There’s something deeply fearless about Mary Halvorson’s new album, Meltframe. The record collects a set of solo guitar covers Halvorson record when, apparently, she wasn’t fronting one of her own bands or playing with other big modern jazz names. The tracklist Halvorson chose for the record includes compositions by some imposing jazz names, from McCoy Tyner to Ornette Coleman to Duke Ellington. There are also some more modern names like Chris Lightcap and Tomas Fujiwara, both of whom have collaborated with Halvorson on other projects. But no matter the source material, whether it’s a classic standard or a more obscure French guitar number unearthed, Halvorson makes it her own on this dynamic, challenging, and endlessly rewarding set.
The demands of the record are immediate on the first number, “Cascades”. Originally written and recorded by Oliver Nelson for his classic 1961 record, The Blues and the Abstract Truth, the players on that first version comprise a litany of jazz greats. Nelson played on that record with Roy Haynes, Bill Evans, Eric Dolphy, Freddie Hubbard, and Paul Chambers. Halvorson seems more invigorated than weighed down by the long line of jazz history. She turns the bop tune into a distorted, ravaged reimagining of the tune. Her notes slice through the air, first in staccato clumps, then in rapid-fire scale runs, and finally in a series of brilliant soloing vamps that make the song rise and fall, not cascading so much as cresting in great white caps of noise and then bottoming out.
The song sets the scene for Meltframe in that it sounds nothing like any other track that follows. Halvorson takes Annette Peacock’s “Blood” and turns it into some sort of deconstructed flamenco piece that sometimes veers into a jazz version of the psych atmospherics of Wilburn Burchette. But if she whips up “Blood” and “Cascades”, she takes “Ida Lupino” — composed by Carla Bley, though perhaps most famously recorded by her husband Paul — and strips it down to its quiet, melancholy core. The songs moves from low rattling chords to high trilling ones, as if it were some sort of back and forth from one part of the guitar’s neck to the other. And yet it doesn’t feel so much oppositional as parallel, both the light and the shadow it casts.

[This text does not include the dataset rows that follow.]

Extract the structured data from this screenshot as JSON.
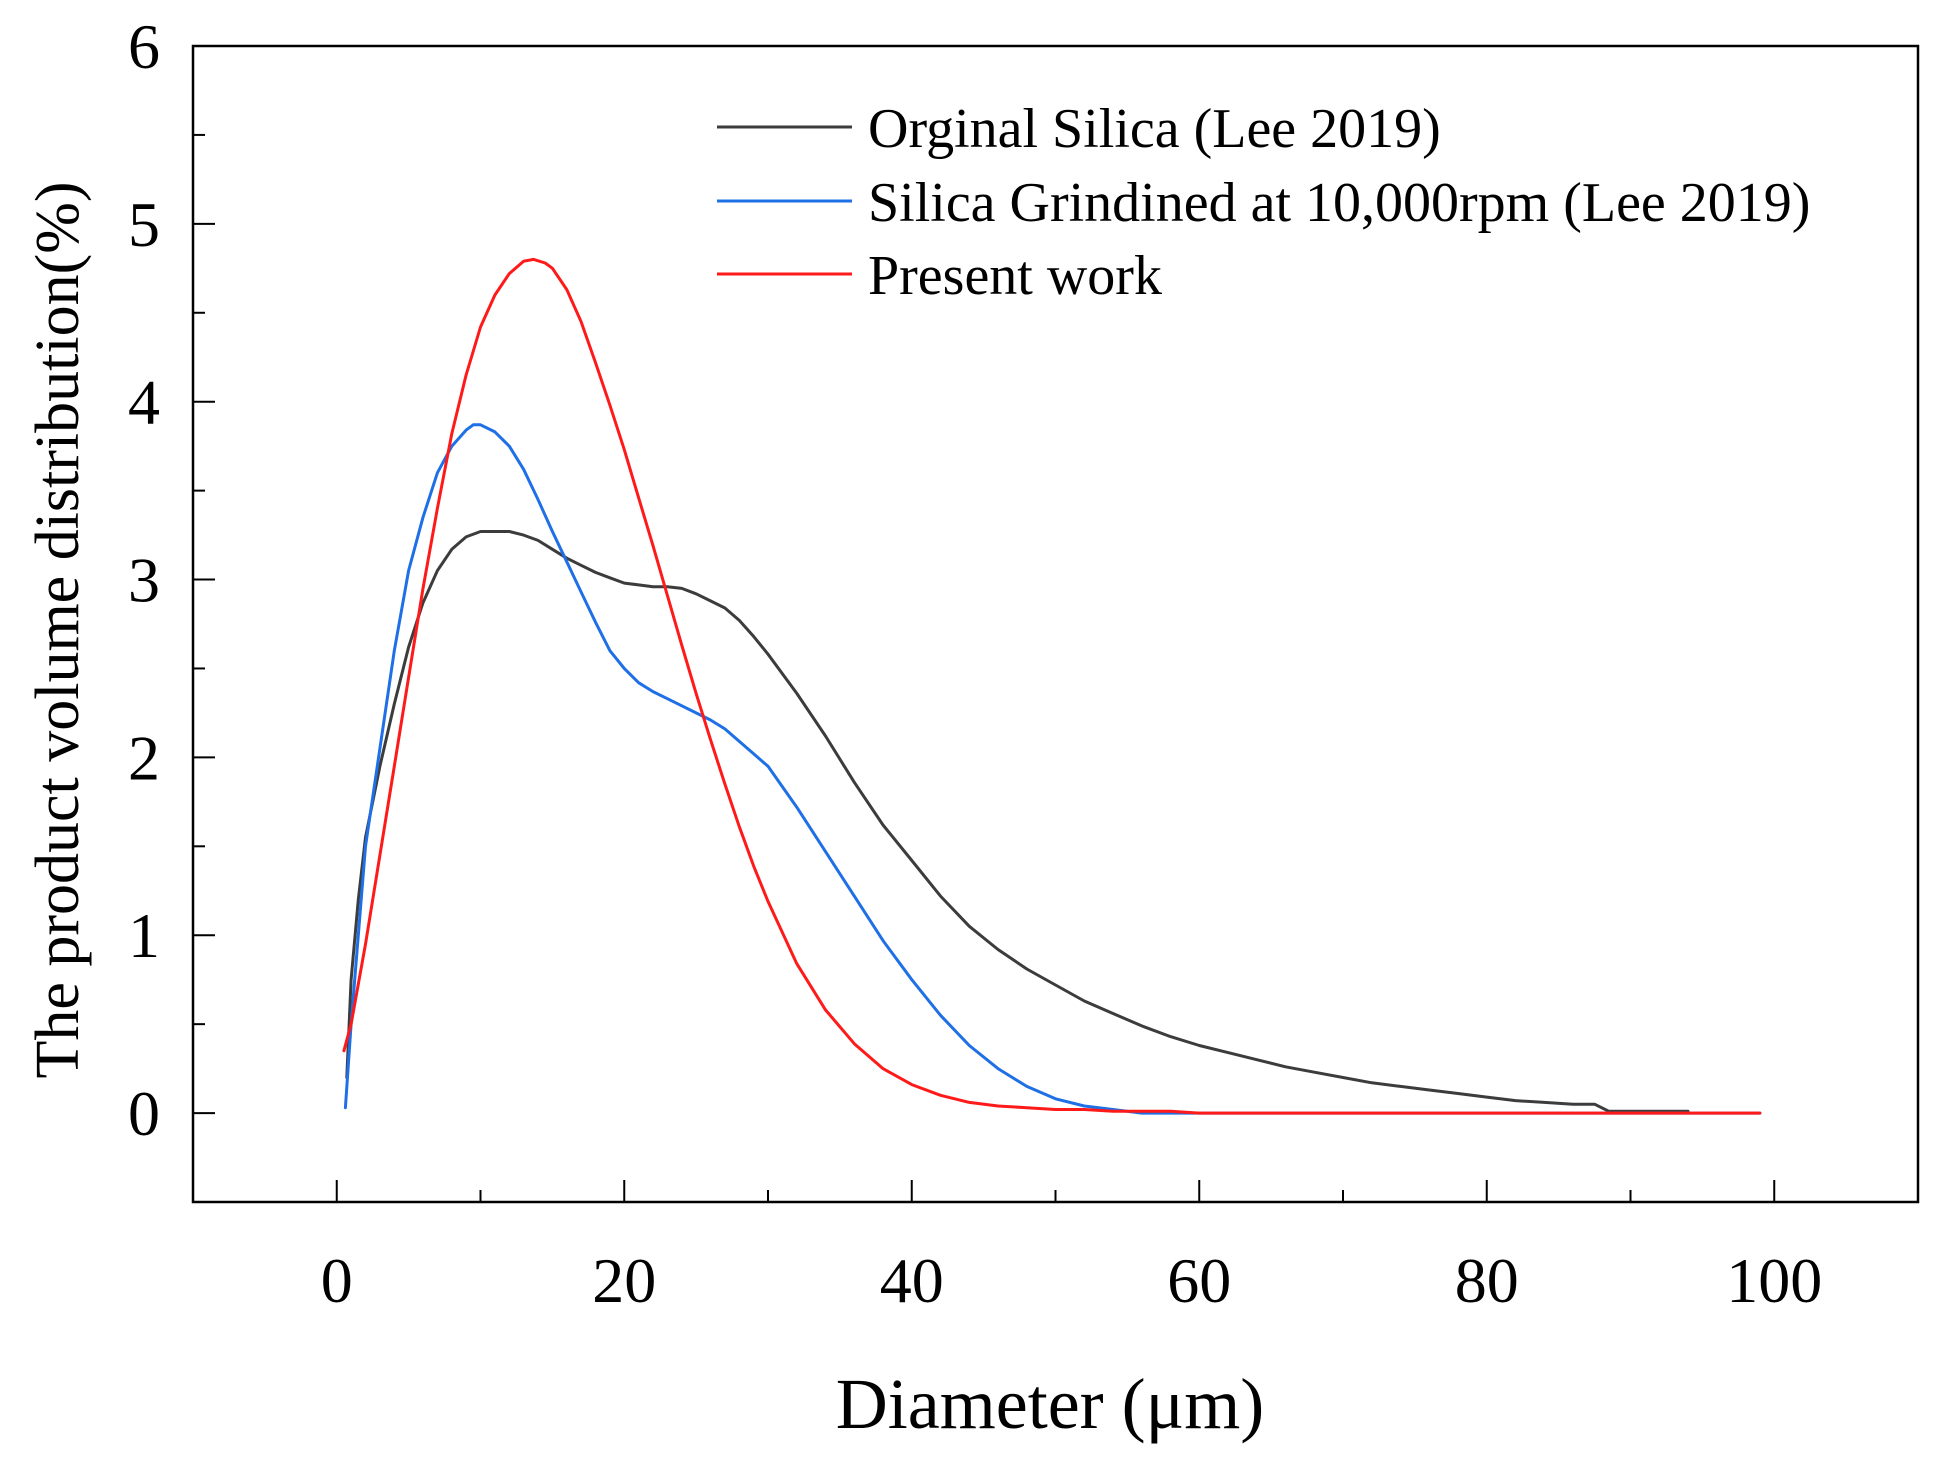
{
  "chart_data": {
    "type": "line",
    "title": "",
    "xlabel": "Diameter (μm)",
    "ylabel": "The product volume distribution(%)",
    "xlim": [
      -10,
      110
    ],
    "ylim": [
      -0.5,
      6
    ],
    "xticks": [
      0,
      20,
      40,
      60,
      80,
      100
    ],
    "xtick_labels": [
      "0",
      "20",
      "40",
      "60",
      "80",
      "100"
    ],
    "yticks": [
      0,
      1,
      2,
      3,
      4,
      5,
      6
    ],
    "ytick_labels": [
      "0",
      "1",
      "2",
      "3",
      "4",
      "5",
      "6"
    ],
    "grid": false,
    "legend_position": "top-right",
    "series": [
      {
        "name": "Orginal Silica (Lee 2019)",
        "color": "#3c3c3c",
        "x": [
          0.7,
          1.0,
          1.5,
          2,
          3,
          4,
          5,
          6,
          7,
          8,
          9,
          10,
          11,
          12,
          13,
          14,
          15,
          16,
          17,
          18,
          19,
          20,
          21,
          22,
          23,
          24,
          25,
          26,
          27,
          28,
          29,
          30,
          32,
          34,
          36,
          38,
          40,
          42,
          44,
          46,
          48,
          50,
          52,
          54,
          56,
          58,
          60,
          62,
          64,
          66,
          68,
          70,
          72,
          74,
          76,
          78,
          80,
          82,
          84,
          86,
          87.5,
          88.5,
          90,
          92,
          94
        ],
        "y": [
          0.2,
          0.75,
          1.2,
          1.55,
          1.95,
          2.3,
          2.62,
          2.87,
          3.05,
          3.17,
          3.24,
          3.27,
          3.27,
          3.27,
          3.25,
          3.22,
          3.17,
          3.12,
          3.08,
          3.04,
          3.01,
          2.98,
          2.97,
          2.96,
          2.96,
          2.95,
          2.92,
          2.88,
          2.84,
          2.77,
          2.68,
          2.58,
          2.36,
          2.12,
          1.86,
          1.62,
          1.42,
          1.22,
          1.05,
          0.92,
          0.81,
          0.72,
          0.63,
          0.56,
          0.49,
          0.43,
          0.38,
          0.34,
          0.3,
          0.26,
          0.23,
          0.2,
          0.17,
          0.15,
          0.13,
          0.11,
          0.09,
          0.07,
          0.06,
          0.05,
          0.05,
          0.01,
          0.01,
          0.01,
          0.01
        ]
      },
      {
        "name": "Silica Grindined at 10,000rpm (Lee 2019)",
        "color": "#1f6fe6",
        "x": [
          0.6,
          1.0,
          1.5,
          2,
          3,
          4,
          5,
          6,
          7,
          8,
          9,
          9.5,
          10,
          11,
          12,
          13,
          14,
          15,
          16,
          17,
          18,
          19,
          20,
          21,
          22,
          23,
          24,
          25,
          26,
          27,
          28,
          29,
          30,
          32,
          34,
          36,
          38,
          40,
          42,
          44,
          46,
          48,
          50,
          52,
          54,
          56,
          60,
          70,
          80,
          90,
          99
        ],
        "y": [
          0.03,
          0.5,
          1.0,
          1.5,
          2.05,
          2.6,
          3.05,
          3.35,
          3.6,
          3.75,
          3.84,
          3.87,
          3.87,
          3.83,
          3.75,
          3.62,
          3.45,
          3.27,
          3.1,
          2.93,
          2.76,
          2.6,
          2.5,
          2.42,
          2.37,
          2.33,
          2.29,
          2.25,
          2.21,
          2.16,
          2.09,
          2.02,
          1.95,
          1.72,
          1.47,
          1.22,
          0.97,
          0.75,
          0.55,
          0.38,
          0.25,
          0.15,
          0.08,
          0.04,
          0.02,
          0.0,
          0.0,
          0.0,
          0.0,
          0.0,
          0.0
        ]
      },
      {
        "name": "Present work",
        "color": "#ff1a1a",
        "x": [
          0.5,
          1,
          2,
          3,
          4,
          5,
          6,
          7,
          8,
          9,
          10,
          11,
          12,
          13,
          13.7,
          14.5,
          15,
          16,
          17,
          18,
          19,
          20,
          21,
          22,
          23,
          24,
          25,
          26,
          27,
          28,
          29,
          30,
          32,
          34,
          36,
          38,
          40,
          42,
          44,
          46,
          48,
          50,
          52,
          54,
          56,
          58,
          60,
          65,
          70,
          80,
          90,
          99
        ],
        "y": [
          0.35,
          0.5,
          0.95,
          1.45,
          1.95,
          2.45,
          2.95,
          3.4,
          3.82,
          4.15,
          4.42,
          4.6,
          4.72,
          4.79,
          4.8,
          4.78,
          4.75,
          4.63,
          4.45,
          4.22,
          3.98,
          3.73,
          3.46,
          3.19,
          2.91,
          2.63,
          2.36,
          2.1,
          1.85,
          1.61,
          1.39,
          1.19,
          0.84,
          0.58,
          0.39,
          0.25,
          0.16,
          0.1,
          0.06,
          0.04,
          0.03,
          0.02,
          0.02,
          0.01,
          0.01,
          0.01,
          0.0,
          0.0,
          0.0,
          0.0,
          0.0,
          0.0
        ]
      }
    ]
  }
}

In less canonical compositions like the ones above, it may seem easier for Halvorson to find her own footing. Her ability, however, to bring the same originality to songs by Coleman, Ellington, and Tyner, is what makes this album truly arresting. She begins Coleman’s “Sadness” by messing with the tuning of her guitar, and in that toying she seems to be shaking loose of the original, and once she does she veers into slide work and rolled up phrasings that may recall John Fahey or some blues player more than anyone from the jazz tradition. Ellington’s “Solitude” was somber, but it was still big enough to fill a music hall. Halvorson’s version leans on the space around her, slowing the phrasings down so much the space between them feels fraught with tension. And yet she constantly lets up on that tension, providing ringing notes that smooth over the moment before letting that quiet ratchet the song up again.

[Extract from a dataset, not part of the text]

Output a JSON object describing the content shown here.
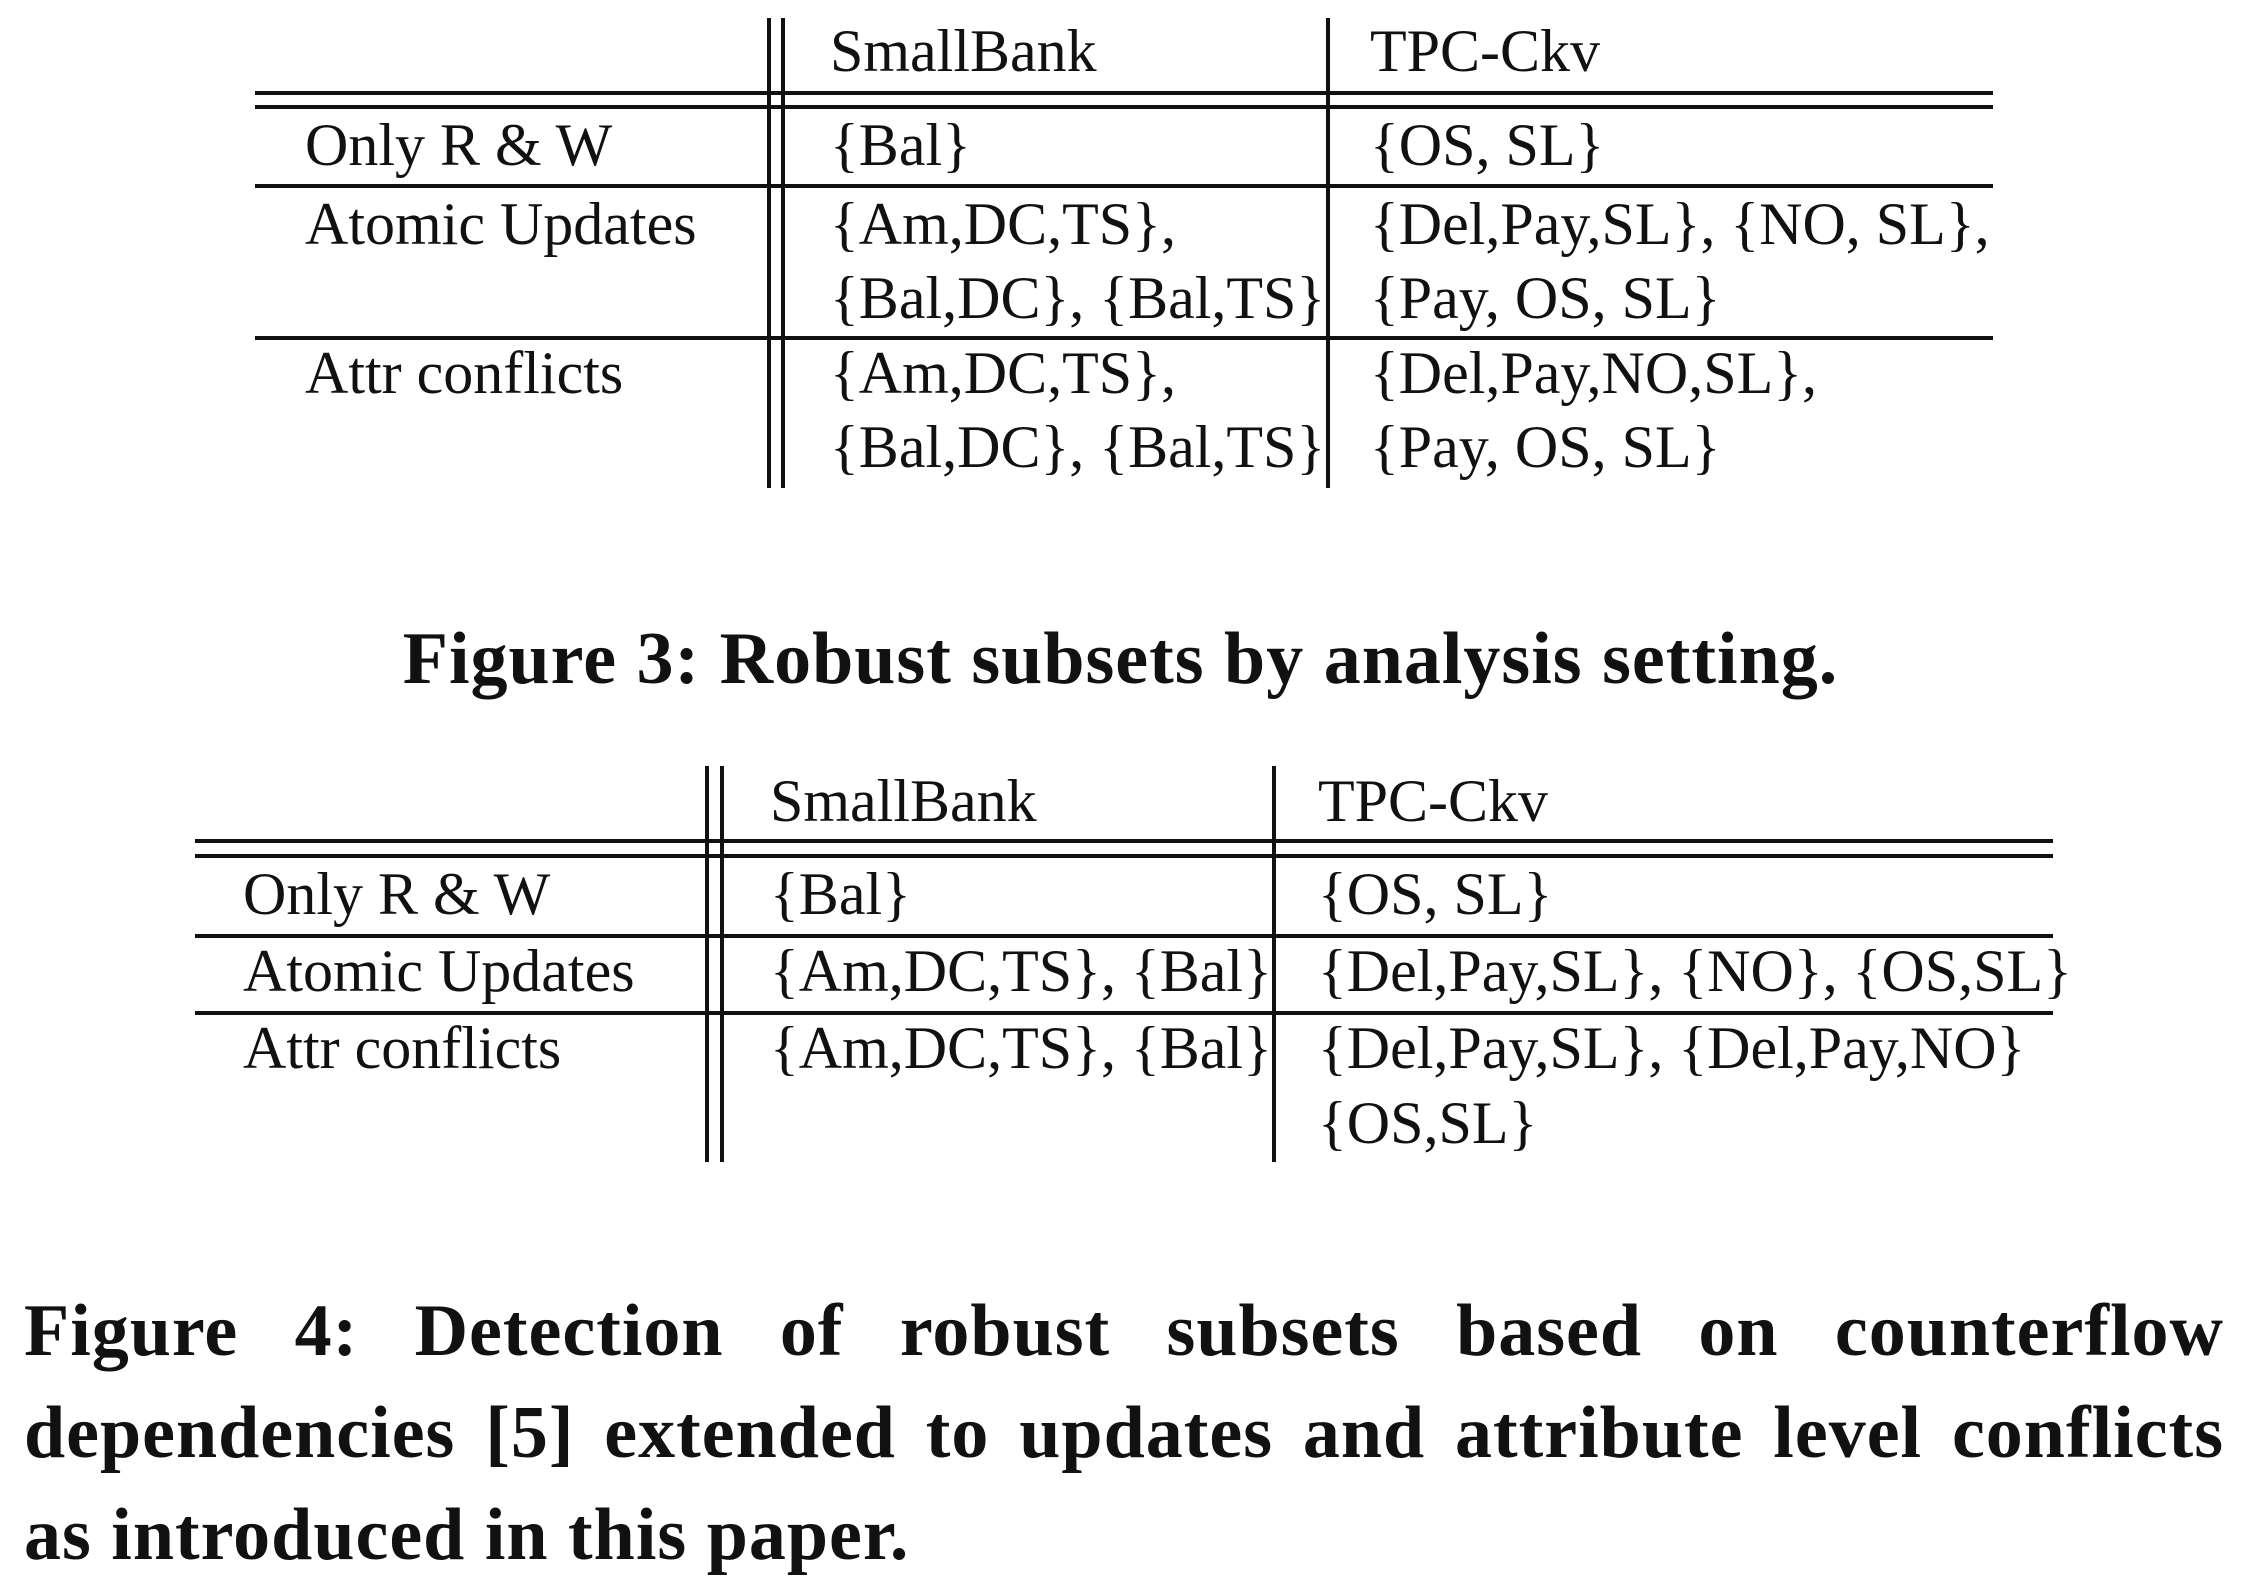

“Aisha” may not be as radical as these two, but it’s the best of the bunch. Halvorson uses her signature delay effects to let the guitar rise and fall, often mid-note, in the mix. It feels weightless until she kicks on the distortion and chords fill up the space with fury. But then the song clears out again, and those beautiful fills and solo runs seem to build on and twist work from the likes of Jim Hall and the more out-there stuff recorded by Linda Cohen.

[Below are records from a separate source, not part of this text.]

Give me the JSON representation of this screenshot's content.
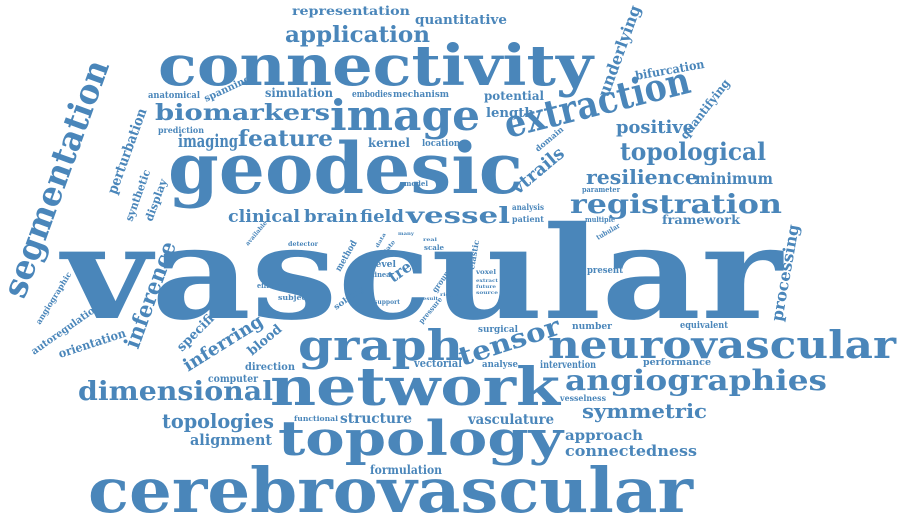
{
  "colors": {
    "word": "#4a86ba",
    "background": "#ffffff"
  },
  "words": [
    "vascular",
    "cerebrovascular",
    "geodesic",
    "connectivity",
    "network",
    "topology",
    "graph",
    "image",
    "neurovascular",
    "extraction",
    "segmentation",
    "angiographies",
    "registration",
    "topological",
    "biomarkers",
    "feature",
    "dimensional",
    "tensor",
    "application",
    "inference",
    "vessel",
    "resilience",
    "symmetric",
    "positive",
    "topologies",
    "imaging",
    "clinical",
    "brain",
    "field",
    "inferring",
    "vtrails",
    "underlying",
    "processing",
    "minimum",
    "quantitative",
    "representation",
    "connectedness",
    "approach",
    "alignment",
    "vasculature",
    "structure",
    "perturbation",
    "framework",
    "bifurcation",
    "quantifying",
    "potential",
    "length",
    "simulation",
    "embodies",
    "mechanism",
    "spanning",
    "anatomical",
    "kernel",
    "location",
    "domain",
    "prediction",
    "synthetic",
    "display",
    "orientation",
    "autoregulation",
    "angiographic",
    "specific",
    "blood",
    "direction",
    "computer",
    "formulation",
    "vectorial",
    "analyse",
    "intervention",
    "performance",
    "vesselness",
    "equivalent",
    "number",
    "present",
    "surgical",
    "functional",
    "detector",
    "method",
    "efficient",
    "subject",
    "solving",
    "parameter",
    "multiple",
    "tubular",
    "analysis",
    "patient",
    "model",
    "available",
    "tree",
    "level",
    "linear",
    "elastic",
    "voxel",
    "extract",
    "future",
    "source",
    "support",
    "result",
    "ridge",
    "pressure",
    "group",
    "scale",
    "state",
    "real",
    "data",
    "many"
  ]
}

Meltframe is the kind of record that evokes the history of music that came before it. Halvorson may use the work of these greats, and some modern greats as well, as a jumping off point for her own exploration, but if the songs suggest other folk and blues influences at moments this seems less intentional than the result of some sort of osmosis. Halvorson has made enough great music to cement her status as one of the best musicians working in jazz today. Meltframe, though suggests she is more than that: she is one of the finest working guitarists in any genre. Of course, though, despite her wide sonic palate, her love of jazz wins out at every turn. And here, she knows that the best way to honor jazz’s history is honor the greats, give a nod to the past, and then break it all down so you can innovate your way to the future.